Dukung Penutupan Permanen Tambang Batu Alam Cirebon, Ono Surono Dorong Evaluasi Tambang Galian C di Jawa Barat

Ia mengapresiasi keputusan Gubernur Jawa Barat Dedi Mulyadi yang menutup permanen kegiatan tambang batu alam di Gunung Kuda Cirebon

oleh Panji PrayitnoDiperbarui 01 Juni 2025, 13:51 WIB
Wakil Ketua DPRD Jawa Barat Ono Surono saat meninjau lokasi tambang batu alam Gunung Kuda Cirebon. Foto (Liputan6.com / Panji Prayitno)

Liputan6.com, Cirebon Insiden longsor gunung kuda Cirebon menjadi sorotan DPRD Provinsi Jawa Barat. Wakil Ketua DPRD Provinsi Jawa Barat Ono Surono sempat hadir memantau proses pencarian dan evakuasi korban longsor Gunung Kuda Cirebon.

Saat meninjau ke lokasi, Ono Surono mengaku sudah mengikuti perkembangan dan dinamika yang terjadi pada kawasan tambang batu alam Cirebon ini. Ia mengaku sudah mendengar langsung peringatan yang berulang kali disampaikan Pemprov Jawa Barat terkait metode pertambangan hingga perizinan.

"Saya sudah mendengar langsung bahwa Pemprov Jabar sudah beberapa kali memperingati untuk mengubah metode penambangan. Ini menjadi catatan juga untuk memang tidak hanya sekedar memberikan izin saja tapi metode harus benar-benar dibuat dengan prinsip lingkungan dan keselamatan kerja," kata Ono Surono, Sabtu (31/5/2025).

Ia mengapresiasi keputusan Gubernur Jawa Barat Dedi Mulyadi yang menutup permanen kegiatan tambang batu alam di Gunung Kuda hingga mengeluarkan edaran terkait moratorium izin tambang. Dari peristiwa tersebut, DPRD Jawa Barat menginginkan adanya evaluasi total seluruh tambang galian C yang ada di Jawa Barat.

Dalam evaluasi tersebut, katanya, harus ada kajian lingkungan hingga kajian keselamatan. Ia mendorong agar Pemprov Jabar tidak ragu menutup aktivitas tambang lain apabila tidak menjalankan rekomendasi sesuai dengan izin.

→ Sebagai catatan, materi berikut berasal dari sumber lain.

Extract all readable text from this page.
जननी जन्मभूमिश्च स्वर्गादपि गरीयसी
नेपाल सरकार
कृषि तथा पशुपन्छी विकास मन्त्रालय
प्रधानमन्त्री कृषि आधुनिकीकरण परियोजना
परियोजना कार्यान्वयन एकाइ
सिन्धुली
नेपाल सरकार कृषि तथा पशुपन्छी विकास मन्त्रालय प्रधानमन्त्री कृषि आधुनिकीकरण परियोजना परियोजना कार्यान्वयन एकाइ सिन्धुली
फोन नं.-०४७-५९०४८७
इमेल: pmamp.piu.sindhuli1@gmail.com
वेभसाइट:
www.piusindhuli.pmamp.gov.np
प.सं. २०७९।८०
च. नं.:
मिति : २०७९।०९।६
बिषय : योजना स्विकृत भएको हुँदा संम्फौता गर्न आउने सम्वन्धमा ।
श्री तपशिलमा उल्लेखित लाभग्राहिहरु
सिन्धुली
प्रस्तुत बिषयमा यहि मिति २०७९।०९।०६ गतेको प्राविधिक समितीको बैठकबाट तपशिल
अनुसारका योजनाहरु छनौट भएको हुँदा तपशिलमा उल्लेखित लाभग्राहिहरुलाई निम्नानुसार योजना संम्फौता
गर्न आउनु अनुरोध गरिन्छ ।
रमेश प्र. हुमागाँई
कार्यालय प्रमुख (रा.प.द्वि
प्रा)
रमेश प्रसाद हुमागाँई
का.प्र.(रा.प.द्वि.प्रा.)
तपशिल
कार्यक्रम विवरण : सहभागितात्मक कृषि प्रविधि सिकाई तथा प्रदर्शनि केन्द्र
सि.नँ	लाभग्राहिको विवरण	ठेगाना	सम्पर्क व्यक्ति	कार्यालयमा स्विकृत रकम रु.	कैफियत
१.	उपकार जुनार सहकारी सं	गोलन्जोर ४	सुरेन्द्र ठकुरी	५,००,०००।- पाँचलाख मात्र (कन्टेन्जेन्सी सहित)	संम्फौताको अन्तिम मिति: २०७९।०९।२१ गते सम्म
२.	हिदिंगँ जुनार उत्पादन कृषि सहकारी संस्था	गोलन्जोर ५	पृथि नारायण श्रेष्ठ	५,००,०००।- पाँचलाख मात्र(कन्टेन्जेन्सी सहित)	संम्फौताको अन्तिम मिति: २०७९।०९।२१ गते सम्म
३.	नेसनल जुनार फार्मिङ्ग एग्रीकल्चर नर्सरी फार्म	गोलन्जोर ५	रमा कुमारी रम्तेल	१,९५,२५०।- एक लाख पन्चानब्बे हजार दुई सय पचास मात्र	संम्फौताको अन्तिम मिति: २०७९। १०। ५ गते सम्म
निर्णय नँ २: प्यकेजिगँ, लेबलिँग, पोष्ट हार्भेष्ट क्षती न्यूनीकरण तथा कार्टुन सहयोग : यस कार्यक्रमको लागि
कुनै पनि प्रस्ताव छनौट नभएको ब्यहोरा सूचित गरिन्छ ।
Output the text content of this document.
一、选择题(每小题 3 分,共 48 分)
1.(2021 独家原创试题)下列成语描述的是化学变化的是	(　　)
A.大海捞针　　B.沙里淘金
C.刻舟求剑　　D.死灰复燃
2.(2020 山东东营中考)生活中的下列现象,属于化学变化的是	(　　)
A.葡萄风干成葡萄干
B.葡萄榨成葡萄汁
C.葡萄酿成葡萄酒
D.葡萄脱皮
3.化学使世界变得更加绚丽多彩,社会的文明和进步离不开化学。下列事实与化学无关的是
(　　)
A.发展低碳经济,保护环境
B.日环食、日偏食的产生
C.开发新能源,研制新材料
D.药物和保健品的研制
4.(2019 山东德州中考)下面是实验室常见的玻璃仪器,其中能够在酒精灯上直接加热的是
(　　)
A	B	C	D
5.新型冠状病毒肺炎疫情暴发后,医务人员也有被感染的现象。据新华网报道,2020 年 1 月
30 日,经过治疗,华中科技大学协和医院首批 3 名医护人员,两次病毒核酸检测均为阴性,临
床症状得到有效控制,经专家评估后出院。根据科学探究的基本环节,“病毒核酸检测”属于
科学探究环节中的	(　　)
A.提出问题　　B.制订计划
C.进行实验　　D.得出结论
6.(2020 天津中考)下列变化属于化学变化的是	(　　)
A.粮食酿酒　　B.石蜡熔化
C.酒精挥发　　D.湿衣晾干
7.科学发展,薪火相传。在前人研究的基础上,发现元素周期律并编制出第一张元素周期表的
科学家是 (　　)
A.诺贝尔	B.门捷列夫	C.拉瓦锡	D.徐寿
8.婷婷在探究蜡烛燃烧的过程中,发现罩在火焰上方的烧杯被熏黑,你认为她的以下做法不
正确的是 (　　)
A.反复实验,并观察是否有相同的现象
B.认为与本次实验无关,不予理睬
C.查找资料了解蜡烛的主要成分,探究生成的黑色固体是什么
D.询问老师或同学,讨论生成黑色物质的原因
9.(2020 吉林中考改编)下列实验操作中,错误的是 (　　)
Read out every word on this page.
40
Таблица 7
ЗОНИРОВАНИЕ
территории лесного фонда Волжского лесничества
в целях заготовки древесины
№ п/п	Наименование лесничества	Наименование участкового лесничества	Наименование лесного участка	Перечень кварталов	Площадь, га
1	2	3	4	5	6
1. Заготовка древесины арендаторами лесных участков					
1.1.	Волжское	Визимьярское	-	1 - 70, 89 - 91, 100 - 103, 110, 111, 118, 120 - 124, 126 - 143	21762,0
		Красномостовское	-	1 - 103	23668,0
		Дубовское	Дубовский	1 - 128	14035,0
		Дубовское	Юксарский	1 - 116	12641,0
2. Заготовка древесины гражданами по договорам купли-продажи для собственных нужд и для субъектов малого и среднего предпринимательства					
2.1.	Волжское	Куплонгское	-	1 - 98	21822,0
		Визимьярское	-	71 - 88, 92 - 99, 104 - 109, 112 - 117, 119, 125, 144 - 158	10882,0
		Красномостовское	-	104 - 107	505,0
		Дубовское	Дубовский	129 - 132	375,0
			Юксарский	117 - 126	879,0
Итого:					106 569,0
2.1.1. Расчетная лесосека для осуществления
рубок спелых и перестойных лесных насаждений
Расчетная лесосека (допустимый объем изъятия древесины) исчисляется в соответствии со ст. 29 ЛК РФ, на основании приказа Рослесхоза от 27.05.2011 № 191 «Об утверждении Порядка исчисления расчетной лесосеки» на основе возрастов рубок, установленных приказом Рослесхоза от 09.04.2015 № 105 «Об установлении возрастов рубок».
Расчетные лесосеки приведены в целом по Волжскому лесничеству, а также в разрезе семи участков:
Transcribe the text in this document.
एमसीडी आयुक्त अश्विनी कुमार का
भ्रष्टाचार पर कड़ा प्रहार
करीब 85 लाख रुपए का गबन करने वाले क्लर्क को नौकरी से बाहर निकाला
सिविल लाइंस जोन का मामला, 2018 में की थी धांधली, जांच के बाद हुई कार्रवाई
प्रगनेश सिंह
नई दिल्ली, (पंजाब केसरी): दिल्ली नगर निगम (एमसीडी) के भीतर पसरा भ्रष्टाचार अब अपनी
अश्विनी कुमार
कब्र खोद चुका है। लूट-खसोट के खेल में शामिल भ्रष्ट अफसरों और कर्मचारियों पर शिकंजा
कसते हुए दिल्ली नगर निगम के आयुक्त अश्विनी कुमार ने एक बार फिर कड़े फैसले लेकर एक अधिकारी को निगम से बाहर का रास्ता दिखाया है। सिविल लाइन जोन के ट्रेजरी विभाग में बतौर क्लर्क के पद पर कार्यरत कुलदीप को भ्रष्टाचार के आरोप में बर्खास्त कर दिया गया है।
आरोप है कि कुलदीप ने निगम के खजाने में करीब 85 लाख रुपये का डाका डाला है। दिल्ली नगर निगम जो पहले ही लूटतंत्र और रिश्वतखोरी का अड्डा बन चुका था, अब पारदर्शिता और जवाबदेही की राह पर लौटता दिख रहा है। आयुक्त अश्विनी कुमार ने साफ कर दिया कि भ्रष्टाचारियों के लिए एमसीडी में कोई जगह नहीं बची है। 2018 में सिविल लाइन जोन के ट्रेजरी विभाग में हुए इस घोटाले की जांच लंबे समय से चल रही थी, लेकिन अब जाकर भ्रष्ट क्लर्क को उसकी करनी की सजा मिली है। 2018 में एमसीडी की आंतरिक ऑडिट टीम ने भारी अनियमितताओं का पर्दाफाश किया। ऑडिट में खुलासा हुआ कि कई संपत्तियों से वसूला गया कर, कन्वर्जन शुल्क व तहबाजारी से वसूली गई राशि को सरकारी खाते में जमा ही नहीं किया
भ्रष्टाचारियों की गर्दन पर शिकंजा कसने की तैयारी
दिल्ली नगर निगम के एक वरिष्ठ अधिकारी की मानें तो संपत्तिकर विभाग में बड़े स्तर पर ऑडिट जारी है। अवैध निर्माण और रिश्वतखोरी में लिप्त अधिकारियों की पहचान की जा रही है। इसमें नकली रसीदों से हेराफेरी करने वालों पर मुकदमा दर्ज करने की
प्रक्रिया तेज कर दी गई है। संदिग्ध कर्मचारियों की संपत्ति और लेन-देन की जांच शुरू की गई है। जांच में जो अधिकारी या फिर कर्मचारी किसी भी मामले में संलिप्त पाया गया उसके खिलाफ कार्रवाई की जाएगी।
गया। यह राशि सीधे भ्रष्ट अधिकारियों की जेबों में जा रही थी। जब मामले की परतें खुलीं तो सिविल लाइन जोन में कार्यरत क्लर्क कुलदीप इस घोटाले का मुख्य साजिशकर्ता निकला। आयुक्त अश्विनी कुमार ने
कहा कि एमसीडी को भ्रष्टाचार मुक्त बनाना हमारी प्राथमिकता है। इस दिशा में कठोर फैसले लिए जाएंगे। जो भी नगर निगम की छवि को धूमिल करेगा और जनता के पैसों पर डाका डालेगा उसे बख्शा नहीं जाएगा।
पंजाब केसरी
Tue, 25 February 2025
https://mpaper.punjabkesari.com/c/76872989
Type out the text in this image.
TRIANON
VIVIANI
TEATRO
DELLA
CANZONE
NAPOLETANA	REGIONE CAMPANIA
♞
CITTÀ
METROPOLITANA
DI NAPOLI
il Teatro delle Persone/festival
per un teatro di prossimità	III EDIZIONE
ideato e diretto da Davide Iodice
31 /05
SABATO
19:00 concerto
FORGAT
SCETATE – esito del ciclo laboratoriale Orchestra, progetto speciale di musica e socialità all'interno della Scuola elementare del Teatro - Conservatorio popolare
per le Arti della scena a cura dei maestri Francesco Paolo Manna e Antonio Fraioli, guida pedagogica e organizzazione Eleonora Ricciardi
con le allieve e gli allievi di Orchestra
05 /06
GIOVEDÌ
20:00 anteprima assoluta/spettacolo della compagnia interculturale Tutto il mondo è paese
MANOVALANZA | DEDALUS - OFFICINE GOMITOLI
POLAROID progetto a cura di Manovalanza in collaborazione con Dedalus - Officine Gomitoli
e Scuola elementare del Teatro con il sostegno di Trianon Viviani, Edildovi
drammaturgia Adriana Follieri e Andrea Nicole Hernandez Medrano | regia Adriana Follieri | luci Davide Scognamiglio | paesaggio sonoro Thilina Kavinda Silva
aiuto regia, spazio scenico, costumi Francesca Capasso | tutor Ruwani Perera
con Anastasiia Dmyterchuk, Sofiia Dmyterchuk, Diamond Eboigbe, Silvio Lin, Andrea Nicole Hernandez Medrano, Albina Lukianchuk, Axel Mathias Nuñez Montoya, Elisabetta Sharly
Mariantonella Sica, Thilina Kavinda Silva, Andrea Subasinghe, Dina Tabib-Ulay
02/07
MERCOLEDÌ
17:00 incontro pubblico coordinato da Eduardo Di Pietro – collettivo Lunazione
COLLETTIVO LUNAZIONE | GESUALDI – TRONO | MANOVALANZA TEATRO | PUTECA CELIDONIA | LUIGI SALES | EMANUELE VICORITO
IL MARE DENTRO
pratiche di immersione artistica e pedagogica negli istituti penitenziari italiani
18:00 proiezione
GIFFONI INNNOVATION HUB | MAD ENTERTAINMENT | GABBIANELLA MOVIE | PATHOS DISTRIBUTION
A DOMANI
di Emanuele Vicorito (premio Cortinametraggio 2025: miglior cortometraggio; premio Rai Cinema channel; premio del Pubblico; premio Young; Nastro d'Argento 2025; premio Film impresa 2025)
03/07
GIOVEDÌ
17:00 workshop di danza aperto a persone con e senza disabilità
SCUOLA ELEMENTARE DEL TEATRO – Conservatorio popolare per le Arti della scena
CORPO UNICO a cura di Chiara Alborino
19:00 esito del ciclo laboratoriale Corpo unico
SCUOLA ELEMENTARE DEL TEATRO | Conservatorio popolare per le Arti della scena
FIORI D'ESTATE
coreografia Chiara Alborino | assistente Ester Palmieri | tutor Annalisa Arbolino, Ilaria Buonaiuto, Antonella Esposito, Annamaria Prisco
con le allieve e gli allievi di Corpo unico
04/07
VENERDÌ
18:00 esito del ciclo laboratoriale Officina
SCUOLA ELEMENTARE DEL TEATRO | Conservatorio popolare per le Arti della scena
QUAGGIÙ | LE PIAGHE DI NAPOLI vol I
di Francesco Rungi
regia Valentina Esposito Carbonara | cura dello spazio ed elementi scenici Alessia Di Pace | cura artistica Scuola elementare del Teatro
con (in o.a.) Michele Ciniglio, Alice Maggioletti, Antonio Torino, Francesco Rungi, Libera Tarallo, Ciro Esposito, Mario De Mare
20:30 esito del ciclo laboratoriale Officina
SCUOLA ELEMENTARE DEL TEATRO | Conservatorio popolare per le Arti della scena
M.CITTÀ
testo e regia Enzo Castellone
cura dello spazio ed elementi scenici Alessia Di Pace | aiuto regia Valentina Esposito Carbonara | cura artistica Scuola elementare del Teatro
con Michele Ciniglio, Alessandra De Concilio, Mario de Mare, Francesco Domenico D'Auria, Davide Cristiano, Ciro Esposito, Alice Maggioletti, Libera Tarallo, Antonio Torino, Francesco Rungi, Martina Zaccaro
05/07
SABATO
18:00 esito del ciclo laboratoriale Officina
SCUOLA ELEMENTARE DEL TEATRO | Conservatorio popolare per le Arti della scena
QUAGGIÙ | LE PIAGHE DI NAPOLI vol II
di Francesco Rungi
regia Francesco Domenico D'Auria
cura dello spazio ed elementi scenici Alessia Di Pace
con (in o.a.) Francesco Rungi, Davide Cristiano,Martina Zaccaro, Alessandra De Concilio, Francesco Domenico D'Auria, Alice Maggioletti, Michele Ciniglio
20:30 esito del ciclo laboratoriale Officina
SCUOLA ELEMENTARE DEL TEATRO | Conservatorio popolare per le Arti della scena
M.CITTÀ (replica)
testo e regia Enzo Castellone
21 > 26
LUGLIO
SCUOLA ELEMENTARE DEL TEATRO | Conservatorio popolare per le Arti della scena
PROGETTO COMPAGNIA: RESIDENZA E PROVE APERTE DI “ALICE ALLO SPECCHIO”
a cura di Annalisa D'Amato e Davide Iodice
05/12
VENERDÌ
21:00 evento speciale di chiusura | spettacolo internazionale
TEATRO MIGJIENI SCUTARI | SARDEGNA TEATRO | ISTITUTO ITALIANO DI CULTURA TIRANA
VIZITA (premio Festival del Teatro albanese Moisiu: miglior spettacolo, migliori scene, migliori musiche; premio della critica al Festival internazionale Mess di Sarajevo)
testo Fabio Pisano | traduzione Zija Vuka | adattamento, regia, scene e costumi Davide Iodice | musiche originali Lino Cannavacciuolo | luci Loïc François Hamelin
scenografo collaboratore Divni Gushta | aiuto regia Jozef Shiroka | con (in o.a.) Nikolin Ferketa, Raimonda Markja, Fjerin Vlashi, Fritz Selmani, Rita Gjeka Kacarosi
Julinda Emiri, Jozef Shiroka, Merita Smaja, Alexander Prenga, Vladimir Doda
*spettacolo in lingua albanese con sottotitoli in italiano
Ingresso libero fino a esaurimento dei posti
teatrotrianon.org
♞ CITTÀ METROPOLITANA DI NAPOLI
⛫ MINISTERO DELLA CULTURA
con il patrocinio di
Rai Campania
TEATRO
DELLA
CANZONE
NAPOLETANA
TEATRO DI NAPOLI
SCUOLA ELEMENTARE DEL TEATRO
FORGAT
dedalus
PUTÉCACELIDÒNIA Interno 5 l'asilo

"Jangan ragu untuk menutup tambang-tambang apabila tidak menjalankan rekomendasi sesuai dengan izin," ujarnya.

Namun demikian, Ono mengingatkan Pemprov Jabar maupun Pemkab Cirebon agar memikirkan dampak dari penutupan permanen tambang batu alam di Gunung Kuda Cirebon ini. Menurutnya, salah satu dampak penutupan tambang batu alam adalah meningkatnya jumlah pengangguran di Jawa Barat.

Ia merekomendasikan Gubernur Jawa Barat, Bupati Cirebon untuk membuat treatmen kepada pekerja tambang usai penutupan permanen. Ono mengaku optimis masih ada peluang usaha lain yang bisa dimanfaatkan masyarakat eks pekerja tambang.

Penggalangan Dana

"Saya yakin masih ada peluang-peluang usaha bagi masyarakat untuk didorong sehingga tidak tercipta misalnya pengangguran yang baru. Nah nanti tentunya DPRD kita akan diskusikan ini juga dengan Gubernur, dengan dinas yang terkait,termasuk bagaimana juga teman-teman di Kabupaten Cerbon melakukan hal yang sama," ujarnya.

"Bukan hanya ditutup, tapi dampak sosial, ekonominya juga harus dipikirkan.Tapi yang paling penting keselamatan kan itu. Jangan biarkan rakyat kita juga hanya sebatas mengejar untuk memenuhi isu. Isi perut sehari-hari, tapi nyawa mereka menjadi parah-parah karena tidak adil juga bagi mereka," sambung Ono.

Pada kesempatan tersebut, Ono menyampaikan secara pribadi mendorong para legislator di Jawa Barat khususnya di PDI Perjuangan agar mengeluarkan uang pribadi mereka untuk memberi santunan kepada para korban longsor Gunung Kuda Cirebon.

"Kita sedang menggalang dana yang saat ini baru terkumpul Rp50 juta. Mudah-mudahan bisa mencapai Rp 100 juta yang nanti akan kita bagikan kepada para korban, baik yang meninggal dunia maupun yang luka-luka," sebut Ono.